Any thoughts on comparison of the resort but more particularly the area?  We've stayed in Fort Lauderdale before so are pretty familiar with that area and know where the BeachPlace is, etc.  The plan for our second week is a quieter beach week.  

Wondering if I should bite the bullet and use my week as opposed to trying to force an AC to fit.

Thanks, as always, in advance.

Bev


----------



## KenK (May 10, 2006)

The Palm Beach where Ocean Point is is not snobby.  Parts continue under re development....

Actually, I don't think Palm Beach is too snobby.....I don't think they interact at all with the rest of us folks....

What do you want to do?   Quiet beachfront with a few trips?  I think Ocean Point.  But actually, Ft Laud isn't that far milage wise.....(just under 50 miles via A1A south or same the other way.)

OP has a almost private type beach, as acess to the public is easier in most other places.  A sales staffer reminded me its not a private beach.  You will need a car to get to most places.  (But the water is still far enought S that it will still seem like you are in the tropics). Just slightly cooler than Ft Laud. 

Try the breakers Hotel Resort tour, the Flagler Museum (across the golf course from the Breakers), and a few other places others may recommend.

City Place is West Palm Beachs' urban redevelopment area...very nice shopping and retaurants replaced the old houses....same happening in Palm Beach Shores and Riveria Beach.  Some via eminent domain...but makes for great new development.

MBP is a high rise building with a parking fee and right in the middle of the beach area city (not downtown).  You can get to most places on the water taxi...but takes long....www.watertaxi.com  In a fight with the city, its services are changing, but they now charge $10.00 a day unlimted from the Convention Center (port everglades) to as far N as Oakland Park Blvd and W as the Pref Arts theaters past Andrews Ave.

The beach is fully accessable to the public:

From the Sloppy Joes Key West Bar at MBP:

http://www.sunny.org/webcam/camapp.cfm

Search Fl forums for Palm Beach & Broward thing to do.


----------



## bogey21 (May 10, 2006)

My vote is to wait for Beach Place.  Nothing wrong with Ocean Pointe as a resort but I couldn't find much to do in the immediate area.  At Beach Place you are closer to the beach, bars and restaurants are right downstairs, and shopping, browsing, etc. in Fort Lauderdale is just as convenient as when  staying at Ocean Pointe.  

Just my humble opinion.

GEORGE


----------



## pedro47 (May 10, 2006)

When you need peace, water view amd quiet time OP.

Is OP near a Costco ?


----------



## dougp26364 (May 11, 2006)

OP is on Singer Island, not Palm Beach Island.
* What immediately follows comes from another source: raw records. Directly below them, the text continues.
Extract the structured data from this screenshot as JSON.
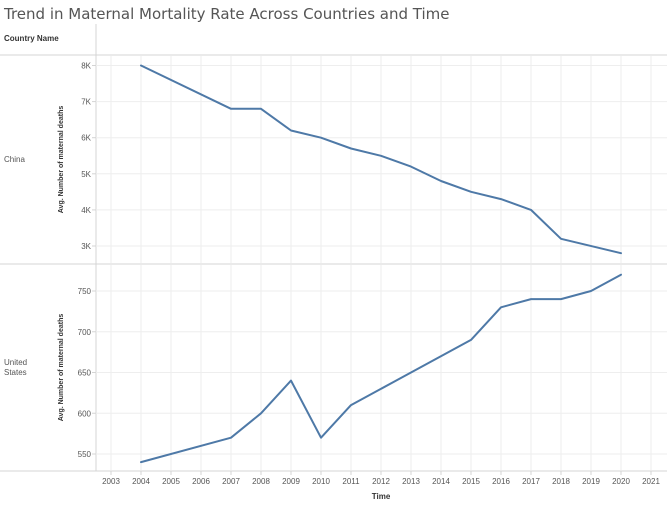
{
  "title": "Trend in Maternal Mortality Rate Across Countries and Time",
  "row_header": "Country Name",
  "colors": {
    "line": "#4e79a7",
    "grid": "#eeeeee",
    "axis": "#d4d4d4",
    "text": "#555555"
  },
  "chart_data": {
    "type": "line",
    "title": "Trend in Maternal Mortality Rate Across Countries and Time",
    "xlabel": "Time",
    "xticks": [
      "2003",
      "2004",
      "2005",
      "2006",
      "2007",
      "2008",
      "2009",
      "2010",
      "2011",
      "2012",
      "2013",
      "2014",
      "2015",
      "2016",
      "2017",
      "2018",
      "2019",
      "2020",
      "2021"
    ],
    "xlim": [
      2003,
      2021
    ],
    "panels": [
      {
        "row": "China",
        "ylabel": "Avg. Number of maternal deaths",
        "ylim": [
          2700,
          8300
        ],
        "yticks": [
          3000,
          4000,
          5000,
          6000,
          7000,
          8000
        ],
        "ytick_labels": [
          "3K",
          "4K",
          "5K",
          "6K",
          "7K",
          "8K"
        ],
        "x": [
          2004,
          2007,
          2008,
          2009,
          2010,
          2011,
          2012,
          2013,
          2014,
          2015,
          2016,
          2017,
          2018,
          2020
        ],
        "y": [
          8000,
          6800,
          6800,
          6200,
          6000,
          5700,
          5500,
          5200,
          4800,
          4500,
          4300,
          4000,
          3200,
          2800
        ]
      },
      {
        "row": "United States",
        "ylabel": "Avg. Number of maternal deaths",
        "ylim": [
          530,
          775
        ],
        "yticks": [
          550,
          600,
          650,
          700,
          750
        ],
        "ytick_labels": [
          "550",
          "600",
          "650",
          "700",
          "750"
        ],
        "x": [
          2004,
          2007,
          2008,
          2009,
          2010,
          2011,
          2015,
          2016,
          2017,
          2018,
          2019,
          2020
        ],
        "y": [
          540,
          570,
          600,
          640,
          570,
          610,
          690,
          730,
          740,
          740,
          750,
          770
        ]
      }
    ]
  }
}
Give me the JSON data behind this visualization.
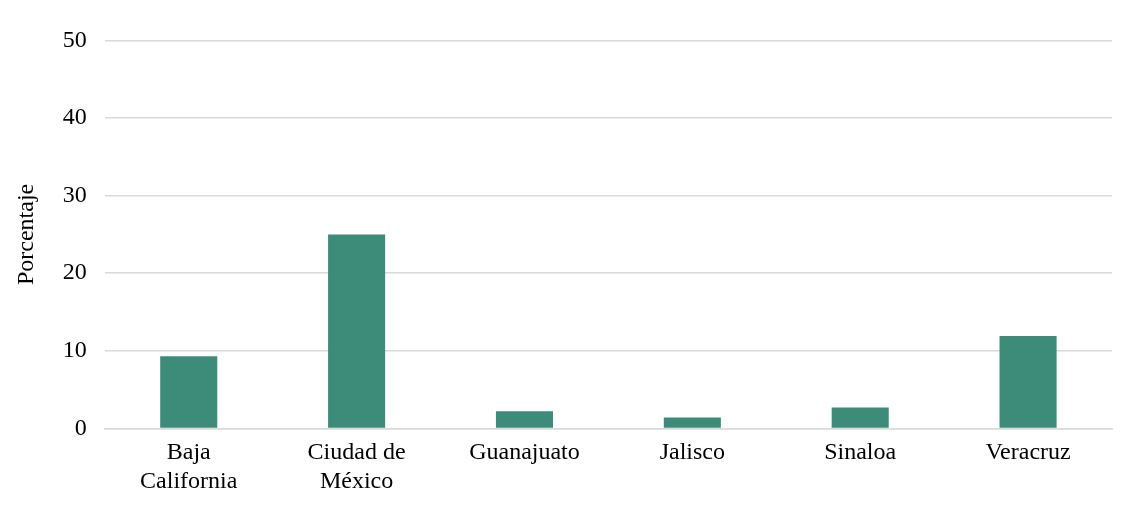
{
  "chart_data": {
    "type": "bar",
    "ylabel": "Porcentaje",
    "categories": [
      "Baja California",
      "Ciudad de México",
      "Guanajuato",
      "Jalisco",
      "Sinaloa",
      "Veracruz"
    ],
    "values": [
      9.3,
      25.0,
      2.2,
      1.4,
      2.7,
      11.9
    ],
    "color": "#3d8c7a",
    "ylim": [
      0,
      50
    ],
    "yticks": [
      0,
      10,
      20,
      30,
      40,
      50
    ],
    "grid": "y",
    "legend": false
  }
}
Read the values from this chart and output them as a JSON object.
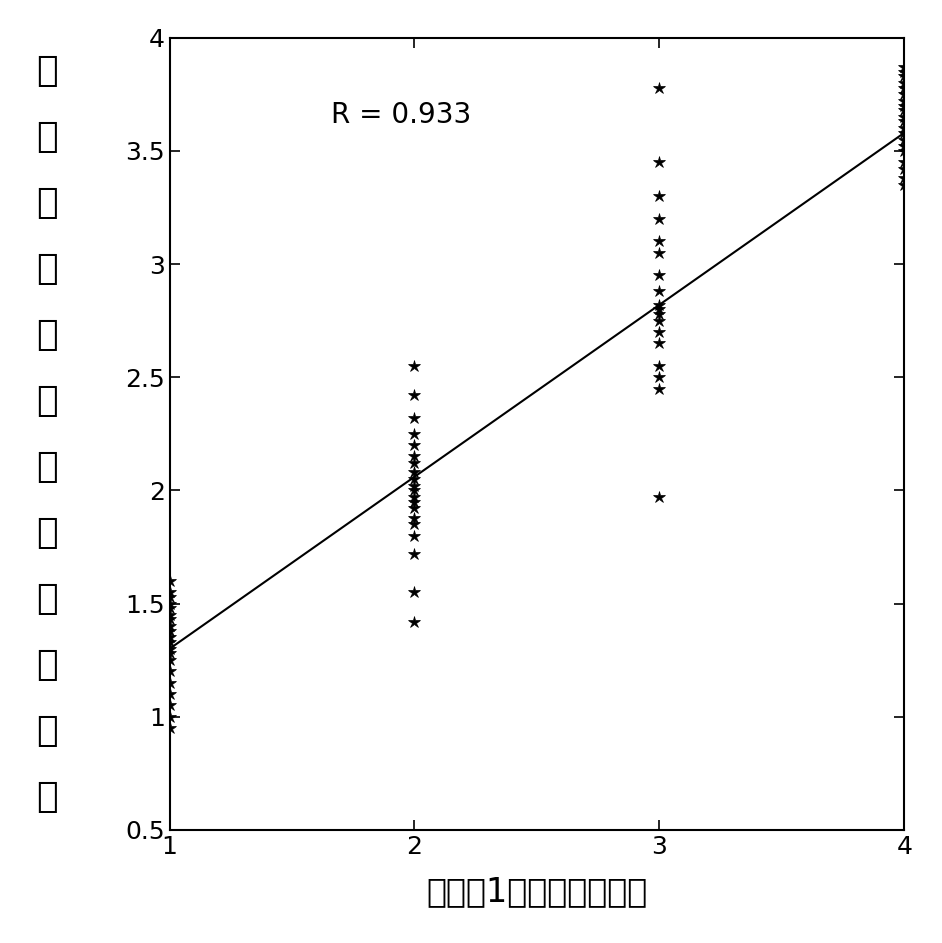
{
  "R_value": "R = 0.933",
  "xlabel": "依照表1得到的危险分层",
  "ylabel_chars": [
    "本",
    "发",
    "明",
    "评",
    "估",
    "得",
    "到",
    "的",
    "危",
    "险",
    "分",
    "层"
  ],
  "xlim": [
    1.0,
    4.0
  ],
  "ylim": [
    0.5,
    4.0
  ],
  "xticks": [
    1,
    2,
    3,
    4
  ],
  "yticks": [
    0.5,
    1.0,
    1.5,
    2.0,
    2.5,
    3.0,
    3.5,
    4.0
  ],
  "ytick_labels": [
    "0.5",
    "1",
    "1.5",
    "2",
    "2.5",
    "3",
    "3.5",
    "4"
  ],
  "line_x": [
    1.0,
    4.0
  ],
  "line_y": [
    1.3,
    3.58
  ],
  "scatter_x1": [
    1,
    1,
    1,
    1,
    1,
    1,
    1,
    1,
    1,
    1,
    1,
    1,
    1,
    1,
    1,
    1,
    1,
    1,
    1,
    1
  ],
  "scatter_y1": [
    0.95,
    1.0,
    1.05,
    1.1,
    1.15,
    1.2,
    1.25,
    1.28,
    1.3,
    1.33,
    1.35,
    1.38,
    1.4,
    1.43,
    1.45,
    1.48,
    1.5,
    1.53,
    1.55,
    1.6
  ],
  "scatter_x2": [
    2,
    2,
    2,
    2,
    2,
    2,
    2,
    2,
    2,
    2,
    2,
    2,
    2,
    2,
    2,
    2,
    2,
    2,
    2,
    2
  ],
  "scatter_y2": [
    1.42,
    1.55,
    1.72,
    1.8,
    1.85,
    1.88,
    1.92,
    1.95,
    1.97,
    2.0,
    2.02,
    2.05,
    2.08,
    2.12,
    2.15,
    2.2,
    2.25,
    2.32,
    2.42,
    2.55
  ],
  "scatter_x3": [
    3,
    3,
    3,
    3,
    3,
    3,
    3,
    3,
    3,
    3,
    3,
    3,
    3,
    3,
    3,
    3,
    3,
    3
  ],
  "scatter_y3": [
    1.97,
    2.45,
    2.5,
    2.55,
    2.65,
    2.7,
    2.75,
    2.78,
    2.8,
    2.82,
    2.88,
    2.95,
    3.05,
    3.1,
    3.2,
    3.3,
    3.45,
    3.78
  ],
  "scatter_x4": [
    4,
    4,
    4,
    4,
    4,
    4,
    4,
    4,
    4,
    4,
    4,
    4,
    4,
    4,
    4,
    4,
    4,
    4,
    4,
    4
  ],
  "scatter_y4": [
    3.35,
    3.38,
    3.42,
    3.45,
    3.5,
    3.52,
    3.55,
    3.58,
    3.6,
    3.63,
    3.65,
    3.68,
    3.7,
    3.72,
    3.75,
    3.78,
    3.8,
    3.83,
    3.85,
    3.87
  ],
  "marker_color": "#000000",
  "line_color": "#000000",
  "background_color": "#ffffff",
  "marker_size": 9,
  "annotation_fontsize": 20,
  "xlabel_fontsize": 24,
  "ylabel_char_fontsize": 26,
  "tick_fontsize": 18
}
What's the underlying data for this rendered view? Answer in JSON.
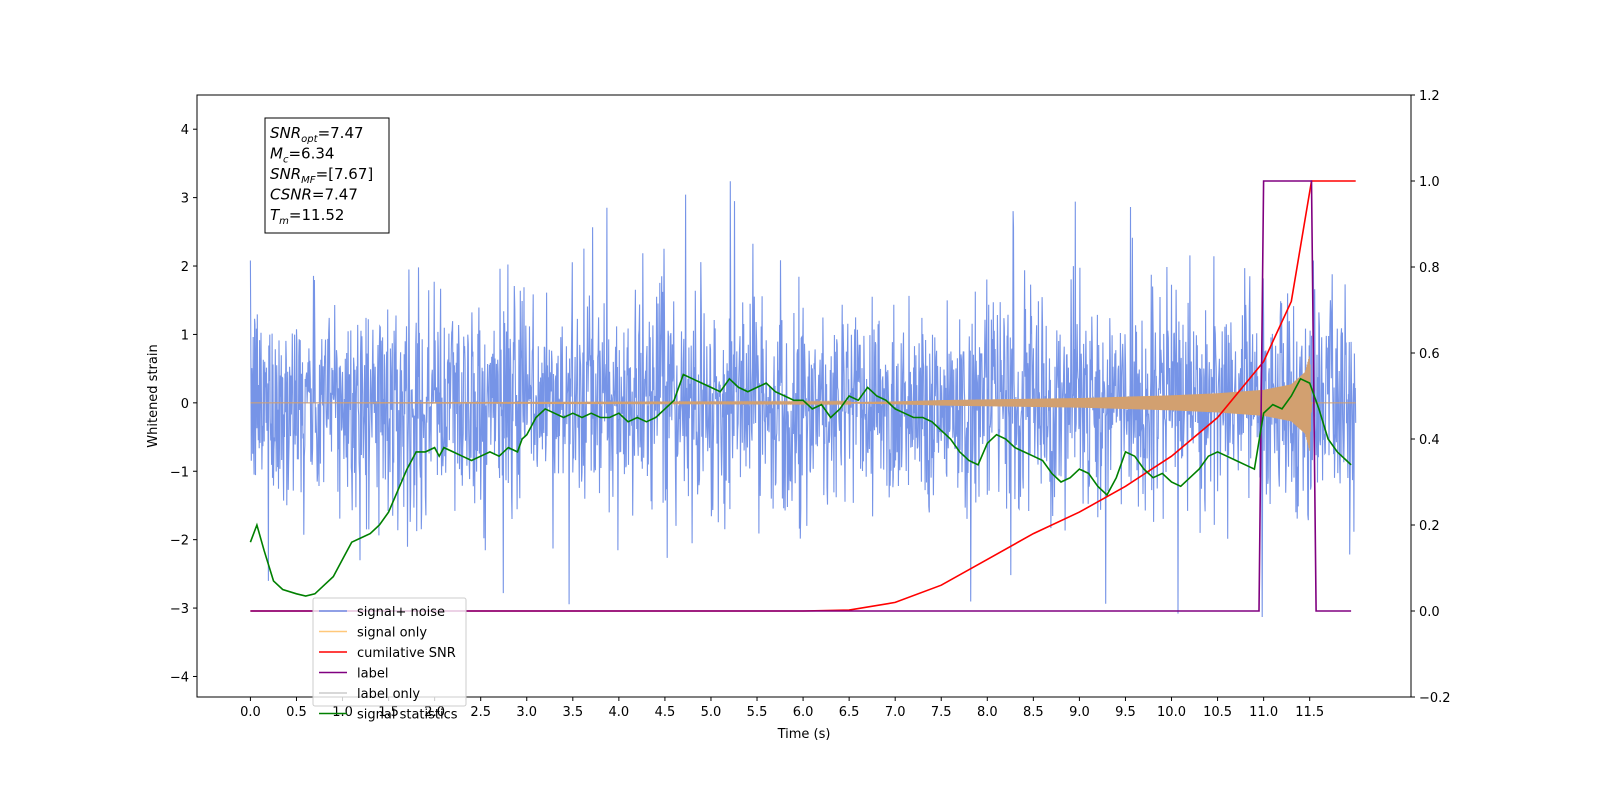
{
  "chart_data": {
    "type": "line",
    "xlabel": "Time (s)",
    "ylabel": "Whitened strain",
    "xlim": [
      -0.58,
      12.6
    ],
    "ylim": [
      -4.3,
      4.5
    ],
    "y2lim": [
      -0.2,
      1.2
    ],
    "x_ticks": [
      "0.0",
      "0.5",
      "1.0",
      "1.5",
      "2.0",
      "2.5",
      "3.0",
      "3.5",
      "4.0",
      "4.5",
      "5.0",
      "5.5",
      "6.0",
      "6.5",
      "7.0",
      "7.5",
      "8.0",
      "8.5",
      "9.0",
      "9.5",
      "10.0",
      "10.5",
      "11.0",
      "11.5"
    ],
    "y_ticks": [
      "4",
      "3",
      "2",
      "1",
      "0",
      "−1",
      "−2",
      "−3",
      "−4"
    ],
    "y2_ticks": [
      "1.2",
      "1.0",
      "0.8",
      "0.6",
      "0.4",
      "0.2",
      "0.0",
      "−0.2"
    ],
    "stats_box": {
      "lines": [
        {
          "symbol": "SNR",
          "sub": "opt",
          "value": "=7.47"
        },
        {
          "symbol": "M",
          "sub": "c",
          "value": "=6.34"
        },
        {
          "symbol": "SNR",
          "sub": "MF",
          "value": "=[7.67]"
        },
        {
          "symbol": "CSNR",
          "sub": "",
          "value": "=7.47"
        },
        {
          "symbol": "T",
          "sub": "m",
          "value": "=11.52"
        }
      ]
    },
    "legend": {
      "placement": "lower-left",
      "entries": [
        {
          "label": "signal+ noise",
          "color": "#6f8ee6"
        },
        {
          "label": "signal only",
          "color": "#ffc87a"
        },
        {
          "label": "cumilative SNR",
          "color": "#ff0000"
        },
        {
          "label": "label",
          "color": "#800080"
        },
        {
          "label": "label only",
          "color": "#cccccc"
        },
        {
          "label": "signal statistics",
          "color": "#008000"
        }
      ]
    },
    "series": [
      {
        "name": "signal+ noise",
        "axis": "left",
        "color": "#6f8ee6",
        "style": "dense noise, amplitude roughly ±2 with spikes to about ±4",
        "x_range": [
          0.0,
          12.0
        ]
      },
      {
        "name": "signal only",
        "axis": "left",
        "color": "#d2a070",
        "style": "chirp: ~0 until 6.5 s, envelope growing to about ±0.7 at 11.5 s, then 0",
        "envelope_x": [
          0.0,
          6.5,
          7.0,
          7.5,
          8.0,
          8.5,
          9.0,
          9.5,
          10.0,
          10.5,
          11.0,
          11.3,
          11.45,
          11.5,
          11.52,
          12.0
        ],
        "envelope_y": [
          0.0,
          0.01,
          0.02,
          0.04,
          0.05,
          0.06,
          0.07,
          0.09,
          0.11,
          0.14,
          0.19,
          0.27,
          0.45,
          0.7,
          0.0,
          0.0
        ]
      },
      {
        "name": "cumilative SNR",
        "axis": "right",
        "color": "#ff0000",
        "x": [
          0.0,
          6.0,
          6.5,
          7.0,
          7.5,
          8.0,
          8.5,
          9.0,
          9.5,
          10.0,
          10.5,
          11.0,
          11.3,
          11.52,
          11.6,
          12.0
        ],
        "y": [
          0.0,
          0.0,
          0.002,
          0.02,
          0.06,
          0.12,
          0.18,
          0.23,
          0.29,
          0.36,
          0.45,
          0.58,
          0.72,
          1.0,
          1.0,
          1.0
        ]
      },
      {
        "name": "label",
        "axis": "right",
        "color": "#800080",
        "x": [
          0.0,
          10.95,
          11.0,
          11.52,
          11.57,
          11.95
        ],
        "y": [
          0.0,
          0.0,
          1.0,
          1.0,
          0.0,
          0.0
        ]
      },
      {
        "name": "signal statistics",
        "axis": "right",
        "color": "#008000",
        "x": [
          0.0,
          0.07,
          0.15,
          0.25,
          0.35,
          0.5,
          0.6,
          0.7,
          0.8,
          0.9,
          1.0,
          1.1,
          1.2,
          1.3,
          1.4,
          1.5,
          1.6,
          1.7,
          1.8,
          1.9,
          2.0,
          2.05,
          2.1,
          2.2,
          2.3,
          2.4,
          2.5,
          2.6,
          2.7,
          2.8,
          2.9,
          2.95,
          3.0,
          3.1,
          3.2,
          3.3,
          3.4,
          3.5,
          3.6,
          3.7,
          3.8,
          3.9,
          4.0,
          4.1,
          4.2,
          4.3,
          4.4,
          4.5,
          4.6,
          4.7,
          4.8,
          4.9,
          5.0,
          5.1,
          5.2,
          5.3,
          5.4,
          5.5,
          5.6,
          5.7,
          5.8,
          5.9,
          6.0,
          6.1,
          6.2,
          6.3,
          6.4,
          6.5,
          6.6,
          6.7,
          6.8,
          6.9,
          7.0,
          7.1,
          7.2,
          7.3,
          7.4,
          7.5,
          7.6,
          7.7,
          7.8,
          7.9,
          8.0,
          8.1,
          8.2,
          8.3,
          8.4,
          8.5,
          8.6,
          8.7,
          8.8,
          8.9,
          9.0,
          9.1,
          9.2,
          9.3,
          9.4,
          9.5,
          9.6,
          9.7,
          9.8,
          9.9,
          10.0,
          10.1,
          10.2,
          10.3,
          10.4,
          10.5,
          10.6,
          10.7,
          10.8,
          10.9,
          11.0,
          11.1,
          11.2,
          11.3,
          11.4,
          11.5,
          11.6,
          11.7,
          11.8,
          11.9,
          11.95
        ],
        "y": [
          0.16,
          0.2,
          0.14,
          0.07,
          0.05,
          0.04,
          0.035,
          0.04,
          0.06,
          0.08,
          0.12,
          0.16,
          0.17,
          0.18,
          0.2,
          0.23,
          0.28,
          0.33,
          0.37,
          0.37,
          0.38,
          0.36,
          0.38,
          0.37,
          0.36,
          0.35,
          0.36,
          0.37,
          0.36,
          0.38,
          0.37,
          0.4,
          0.41,
          0.45,
          0.47,
          0.46,
          0.45,
          0.46,
          0.45,
          0.46,
          0.45,
          0.45,
          0.46,
          0.44,
          0.45,
          0.44,
          0.45,
          0.47,
          0.49,
          0.55,
          0.54,
          0.53,
          0.52,
          0.51,
          0.54,
          0.52,
          0.51,
          0.52,
          0.53,
          0.51,
          0.5,
          0.49,
          0.49,
          0.47,
          0.48,
          0.45,
          0.47,
          0.5,
          0.49,
          0.52,
          0.5,
          0.49,
          0.47,
          0.46,
          0.45,
          0.45,
          0.44,
          0.42,
          0.4,
          0.37,
          0.35,
          0.34,
          0.39,
          0.41,
          0.4,
          0.38,
          0.37,
          0.36,
          0.35,
          0.32,
          0.3,
          0.31,
          0.33,
          0.32,
          0.29,
          0.27,
          0.31,
          0.37,
          0.36,
          0.33,
          0.31,
          0.32,
          0.3,
          0.29,
          0.31,
          0.33,
          0.36,
          0.37,
          0.36,
          0.35,
          0.34,
          0.33,
          0.46,
          0.48,
          0.47,
          0.5,
          0.54,
          0.53,
          0.47,
          0.4,
          0.37,
          0.35,
          0.34
        ]
      }
    ]
  }
}
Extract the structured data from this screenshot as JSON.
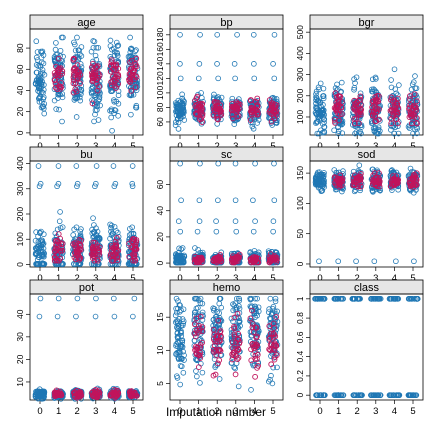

Singer Island isn't where you'll find area's like Worth Ave. and Rolls Royce's parked side by side. IOW, it's not a snobby expensive area to stay in. 

As far as what there is to do? For us it's a relaxing week on the beach. OP is right on the beach, not across the street. The water, even in Dec., is warm enought to swim in. OP has three very nice pools if the ocean is to ruff to swim in. Area restaurants aren't on the high side but are reasonably priced. A rental car would be a good thing to have and there are plenty of inexpensive places to shop in the area.


----------